# Sentiment Classification tasks with Llama-2-13B (HF, transformers) over WER-binned sample sentences

### Setup

In [None]:
import os
import pandas as pd
from transformers import AutoTokenizer, AutoModelForCausalLM, pipeline
import torch
from typing import List, Dict
import logging
logging.basicConfig(level = logging.INFO)
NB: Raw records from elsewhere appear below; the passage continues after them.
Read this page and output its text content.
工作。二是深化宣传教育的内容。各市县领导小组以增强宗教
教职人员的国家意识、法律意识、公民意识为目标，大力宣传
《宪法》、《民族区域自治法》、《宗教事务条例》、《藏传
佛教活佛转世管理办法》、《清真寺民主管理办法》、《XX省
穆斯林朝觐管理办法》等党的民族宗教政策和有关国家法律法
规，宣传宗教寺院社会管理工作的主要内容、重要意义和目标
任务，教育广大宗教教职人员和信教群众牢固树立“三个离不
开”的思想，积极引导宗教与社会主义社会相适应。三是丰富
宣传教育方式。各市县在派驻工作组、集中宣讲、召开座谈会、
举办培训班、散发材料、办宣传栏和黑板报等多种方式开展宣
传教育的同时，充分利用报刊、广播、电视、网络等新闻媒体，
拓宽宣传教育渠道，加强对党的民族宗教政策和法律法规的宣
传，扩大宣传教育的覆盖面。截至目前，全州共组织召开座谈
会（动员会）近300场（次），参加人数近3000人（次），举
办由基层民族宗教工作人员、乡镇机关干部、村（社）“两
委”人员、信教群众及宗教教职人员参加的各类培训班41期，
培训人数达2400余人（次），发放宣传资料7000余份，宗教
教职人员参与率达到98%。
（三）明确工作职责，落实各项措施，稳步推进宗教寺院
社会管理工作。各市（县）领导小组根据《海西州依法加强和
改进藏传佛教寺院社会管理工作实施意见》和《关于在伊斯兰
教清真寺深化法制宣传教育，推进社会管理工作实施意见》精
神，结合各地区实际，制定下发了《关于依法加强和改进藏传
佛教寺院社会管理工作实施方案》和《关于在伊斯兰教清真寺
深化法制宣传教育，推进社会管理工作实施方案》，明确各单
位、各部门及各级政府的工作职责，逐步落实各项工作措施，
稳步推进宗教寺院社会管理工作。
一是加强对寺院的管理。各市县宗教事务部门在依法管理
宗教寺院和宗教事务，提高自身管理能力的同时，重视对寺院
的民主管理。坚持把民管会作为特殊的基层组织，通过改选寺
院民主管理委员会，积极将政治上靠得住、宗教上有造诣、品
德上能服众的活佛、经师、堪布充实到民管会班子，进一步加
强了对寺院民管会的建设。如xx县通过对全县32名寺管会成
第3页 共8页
###### Model Configuration

In [None]:
model_id = "meta-llama/Llama-2-13b-hf"
hf_token = os.environ.get("HF_TOKEN")

device = "cuda" if torch.cuda.is_available() else "cpu"
print("Using:", device)

tokenizer = AutoTokenizer.from_pretrained(model_id, use_fast = False, trust_remote_code = True)
model = AutoModelForCausalLM.from_pretrained(
    model_id,
    device_map = "auto",
    trust_remote_code = True,
    # TODO: consider quantization settings based on hardware
)

###### Prompt Structure

In [None]:
ZERO_SHOT_PROMPT = """
<<SYS>>
You are an assistant that classifies the sentiment of user utterances.  You must respond with three parts:
1) A single label: `Positive`, `Negative`, or `Neutral`
2) A short explanation (1–2 sentences) of why you chose that label
3) (Optionally) any caveats or uncertainty if applicable
<</SYS>>
[INST]
User: {sentence}
[/INST]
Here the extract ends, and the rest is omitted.